Delineation of physiological and transcriptional responses of different barley genotypes to salt stress

Salt stress is one of the most important environmental stresses that negatively affects the plant growth and productivity worldwide. To delineate physio-biochemical and molecular differences among barley genotypes, antioxidant enzyme and transcriptomic profiles along with several physiological traits were compared among a set of elite genotypes of barley subjected to salinity stress. The experiment was conducted at the early growth stage under two control (0 mM NaCl) and salinity (200 mM NaCl) conditions. Salt treatment significantly increased root and shoot Na+ contents, the activity of APX and GPX antioxidant enzymes, and the relative expression of HvHKT2, HvHKT3, HvSOS1, HvSOS3, HvNHX1, HvNHX3, APX, and GPX genes. In contrast, other root and shoot fresh weights, root and shoot dry weights, root and leaf K+ contents, and root and leaf K+:Na+ ratios were significantly decreased due to salinity stress. A principal component analysis showed the relationships among measured traits and relative expression of salt-responsive genes. Remarkably, our results indicated a positive and significant association between the relative expression of HvNHX1 and HvSOS3 genes with root Na+ content and leaf K+:Na+ ratio.
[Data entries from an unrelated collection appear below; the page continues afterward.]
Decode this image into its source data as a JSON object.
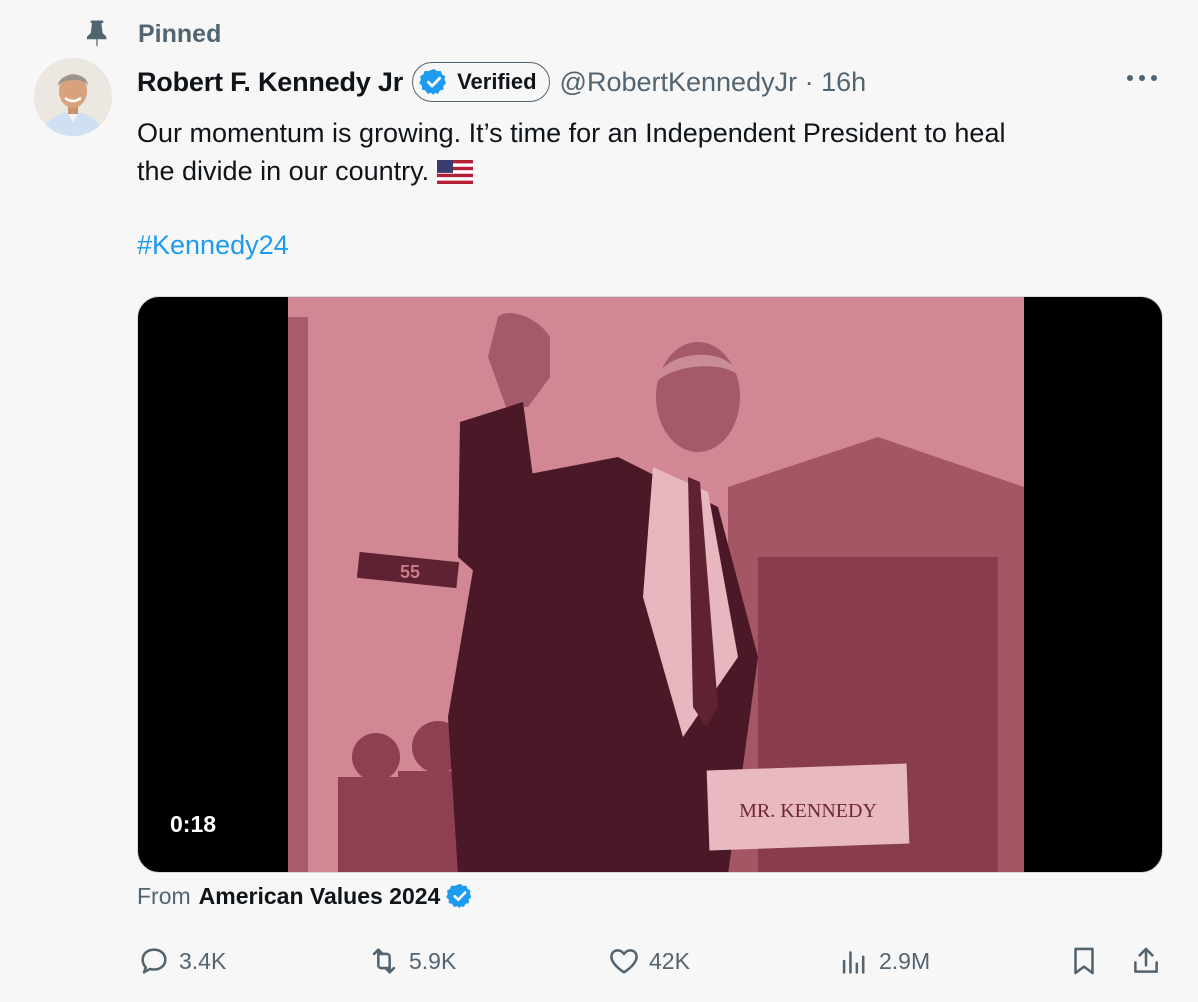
{
  "pinned_label": "Pinned",
  "author": {
    "name": "Robert F. Kennedy Jr",
    "verified_label": "Verified",
    "handle_time": "@RobertKennedyJr · 16h"
  },
  "tweet": {
    "line1": "Our momentum is growing. It’s time for an Independent President to heal",
    "line2": "the divide in our country.",
    "hashtag": "#Kennedy24"
  },
  "media": {
    "duration": "0:18",
    "nameplate": "MR. KENNEDY",
    "sign": "55"
  },
  "source": {
    "prefix": "From",
    "name": "American Values 2024"
  },
  "actions": {
    "replies": "3.4K",
    "reposts": "5.9K",
    "likes": "42K",
    "views": "2.9M"
  },
  "colors": {
    "accent": "#1d9bf0",
    "secondary_text": "#536471",
    "video_tint": "#c97d8a"
  }
}
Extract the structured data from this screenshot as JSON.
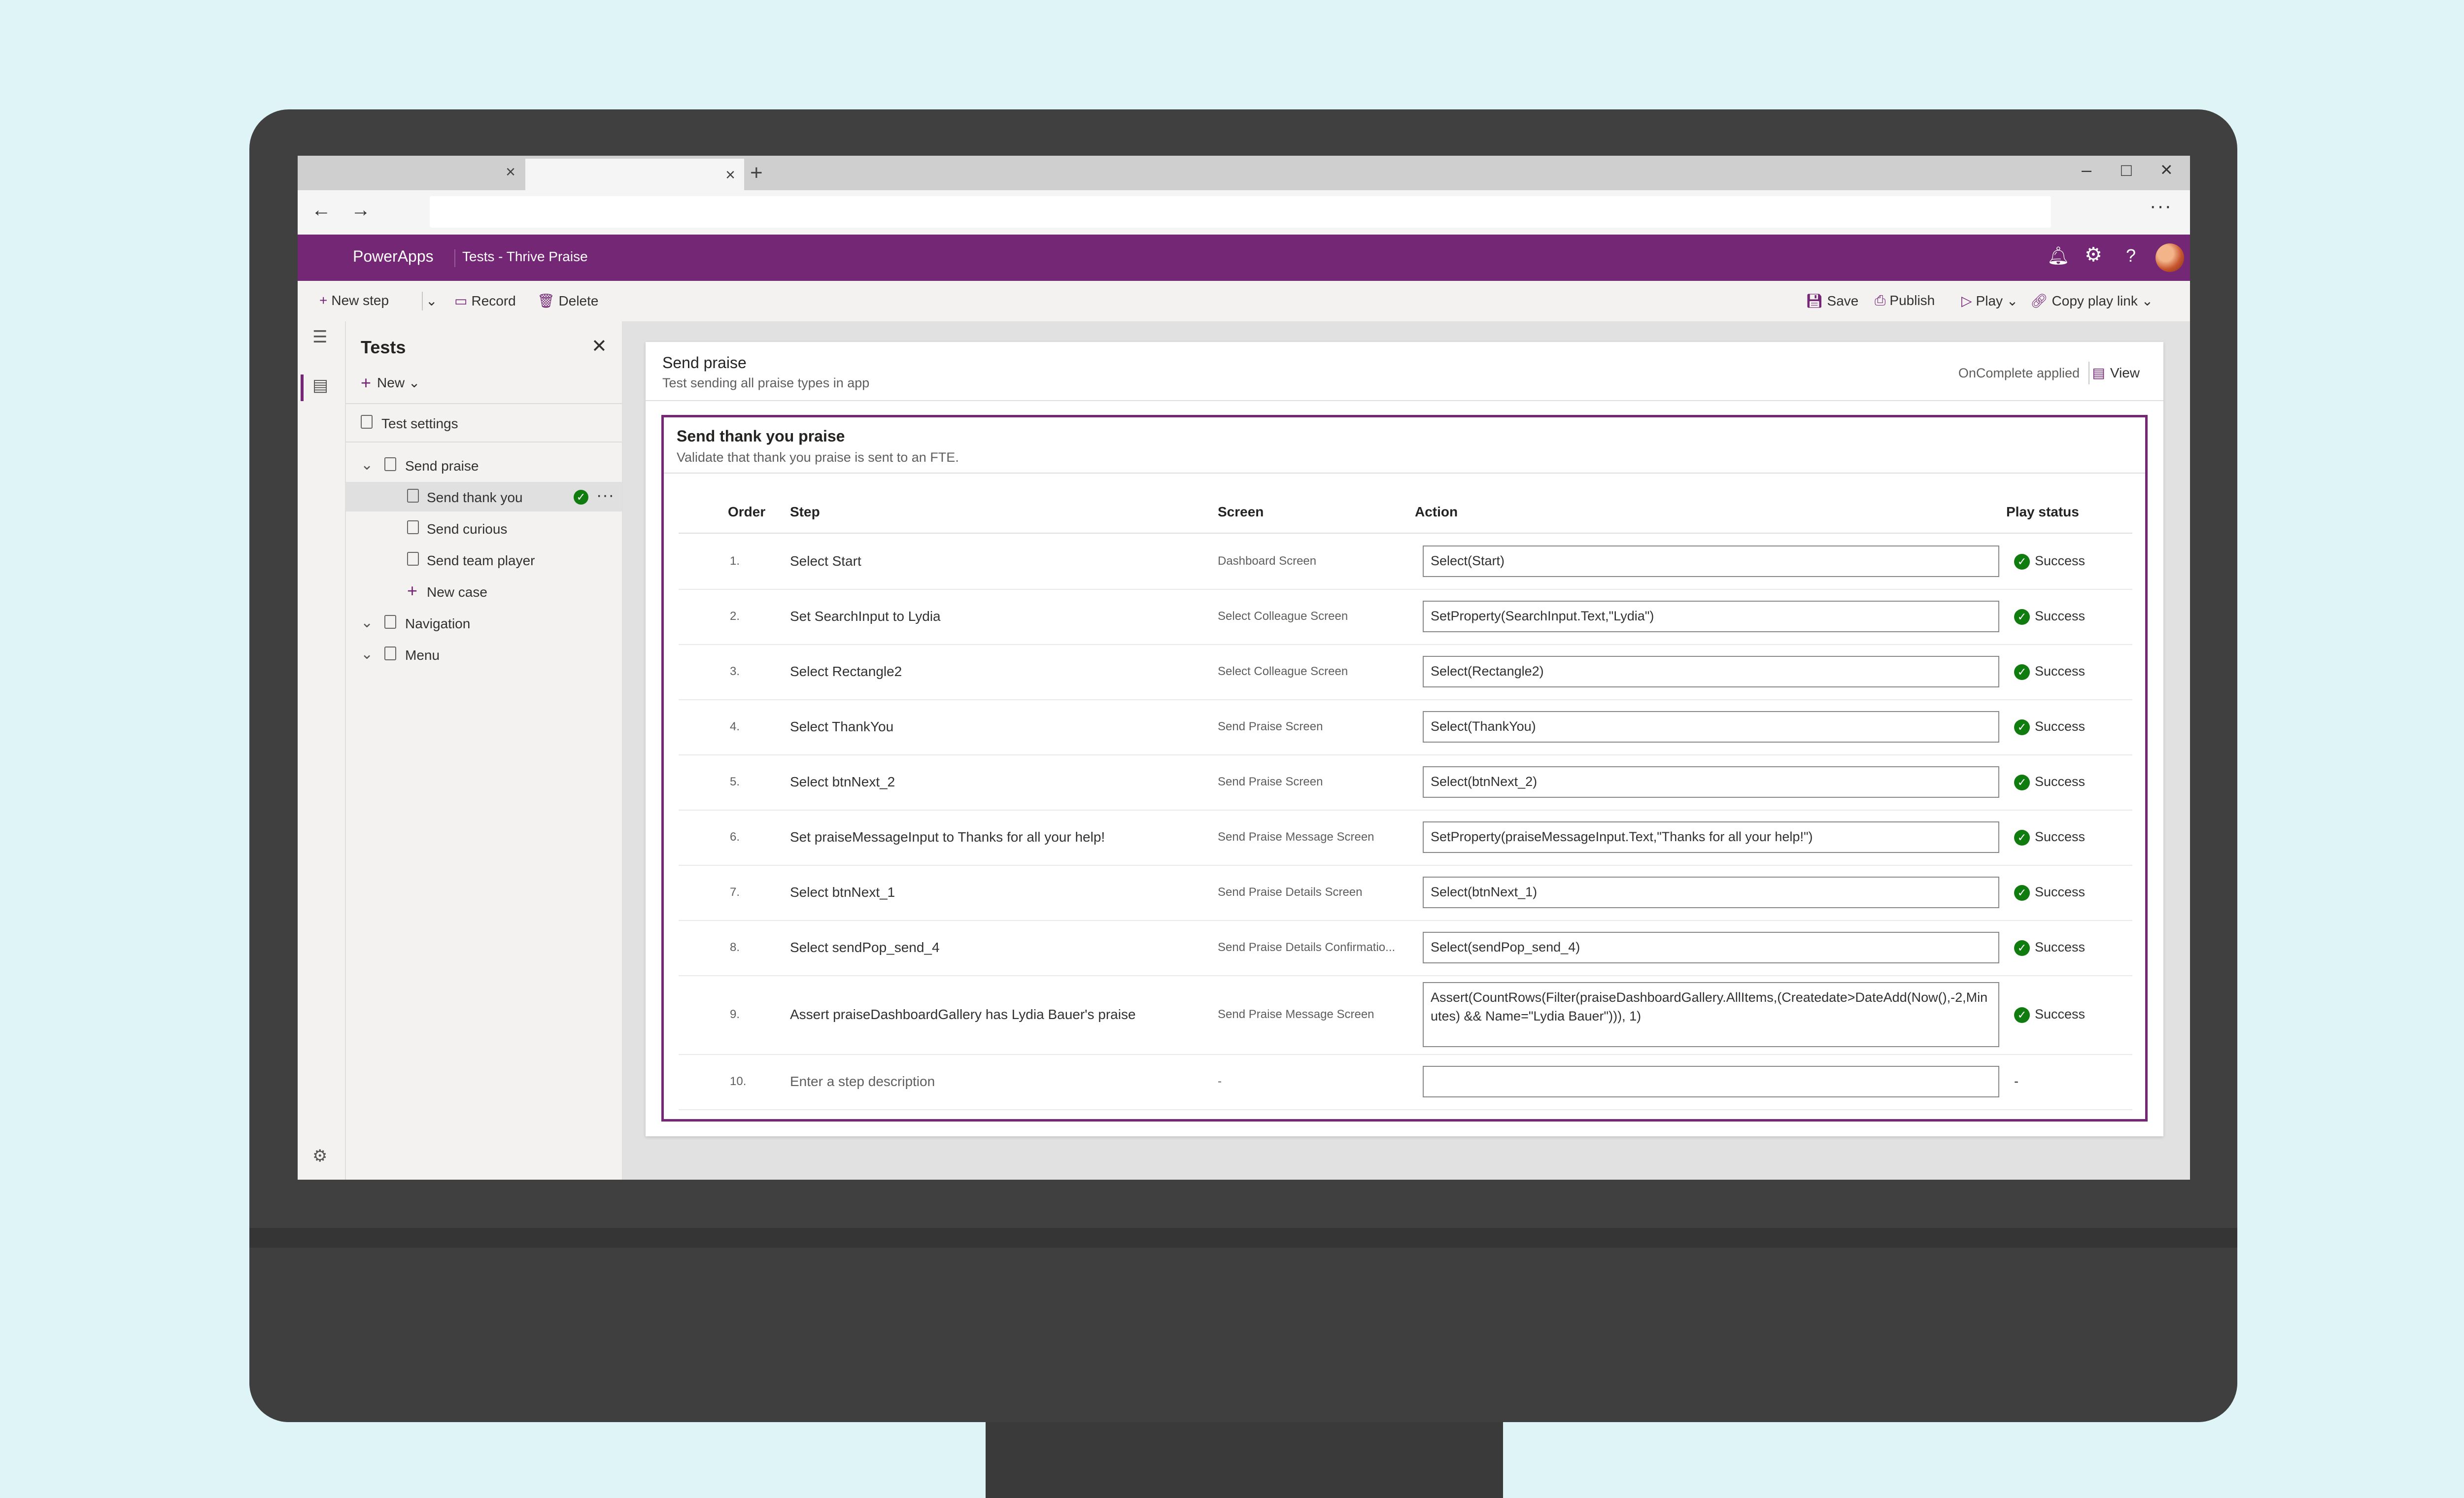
{
  "browser": {
    "tab_inactive_close": "×",
    "tab_active_close": "×",
    "new_tab": "+",
    "minimize": "–",
    "maximize": "□",
    "close": "×",
    "back": "←",
    "forward": "→",
    "more": "···"
  },
  "header": {
    "app_name": "PowerApps",
    "breadcrumb": "Tests - Thrive Praise",
    "brand_color": "#742774"
  },
  "toolbar": {
    "new_step": "New step",
    "record": "Record",
    "delete": "Delete",
    "save": "Save",
    "publish": "Publish",
    "play": "Play",
    "copy_play_link": "Copy play link"
  },
  "panel": {
    "title": "Tests",
    "new_label": "New",
    "test_settings": "Test settings",
    "suites": [
      {
        "label": "Send praise"
      },
      {
        "label": "Navigation"
      },
      {
        "label": "Menu"
      }
    ],
    "cases": [
      {
        "label": "Send thank you"
      },
      {
        "label": "Send curious"
      },
      {
        "label": "Send team player"
      }
    ],
    "new_case": "New case"
  },
  "suite": {
    "title": "Send praise",
    "description": "Test sending all praise types in app",
    "status": "OnComplete applied",
    "view_label": "View"
  },
  "case": {
    "title": "Send thank you praise",
    "description": "Validate that thank you praise is sent to an FTE."
  },
  "table": {
    "headers": {
      "order": "Order",
      "step": "Step",
      "screen": "Screen",
      "action": "Action",
      "status": "Play status"
    },
    "rows": [
      {
        "order": "1.",
        "step": "Select Start",
        "screen": "Dashboard Screen",
        "action": "Select(Start)",
        "status": "Success"
      },
      {
        "order": "2.",
        "step": "Set SearchInput to Lydia",
        "screen": "Select Colleague Screen",
        "action": "SetProperty(SearchInput.Text,\"Lydia\")",
        "status": "Success"
      },
      {
        "order": "3.",
        "step": "Select Rectangle2",
        "screen": "Select Colleague Screen",
        "action": "Select(Rectangle2)",
        "status": "Success"
      },
      {
        "order": "4.",
        "step": "Select ThankYou",
        "screen": "Send Praise Screen",
        "action": "Select(ThankYou)",
        "status": "Success"
      },
      {
        "order": "5.",
        "step": "Select btnNext_2",
        "screen": "Send Praise Screen",
        "action": "Select(btnNext_2)",
        "status": "Success"
      },
      {
        "order": "6.",
        "step": "Set praiseMessageInput to Thanks for all your help!",
        "screen": "Send Praise Message Screen",
        "action": "SetProperty(praiseMessageInput.Text,\"Thanks for all your help!\")",
        "status": "Success"
      },
      {
        "order": "7.",
        "step": "Select btnNext_1",
        "screen": "Send Praise Details Screen",
        "action": "Select(btnNext_1)",
        "status": "Success"
      },
      {
        "order": "8.",
        "step": "Select sendPop_send_4",
        "screen": "Send Praise Details Confirmatio...",
        "action": "Select(sendPop_send_4)",
        "status": "Success"
      },
      {
        "order": "9.",
        "step": "Assert praiseDashboardGallery has Lydia Bauer's praise",
        "screen": "Send Praise Message Screen",
        "action": "Assert(CountRows(Filter(praiseDashboardGallery.AllItems,(Createdate>DateAdd(Now(),-2,Minutes) && Name=\"Lydia Bauer\"))), 1)",
        "status": "Success"
      },
      {
        "order": "10.",
        "step": "Enter a step description",
        "screen": "-",
        "action": "",
        "status": "-"
      }
    ]
  },
  "colors": {
    "success": "#107c10",
    "accent": "#742774"
  },
  "icons": {
    "success": "✓",
    "plus": "+",
    "close": "✕",
    "chevron": "⌄",
    "more": "···"
  }
}
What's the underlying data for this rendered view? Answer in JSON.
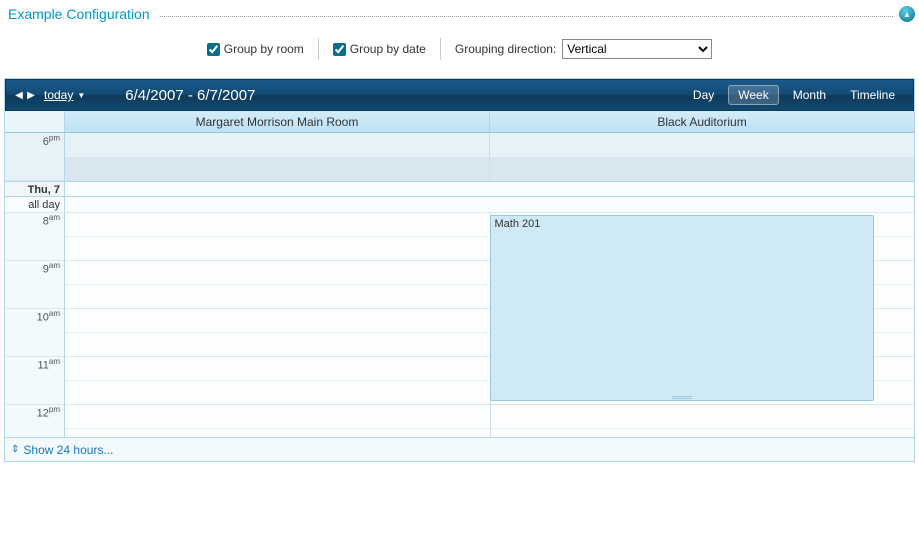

Furthermore, associations among relative expression of HvHKT2, HvNXH3, HvSOS1, APX, and GPX genes were positive and significant. Taken together, this study revealed that genotypes G6 responded better to salinity stress than other genotypes. Hence it could be selected as the most salt-tolerant genotype for further complementary experiments with the aim of releasing as a commercial variety. Moreover, this genotype could be used as an ideal parent for transferring favorable physiological and biochemical activities in barley breeding programs.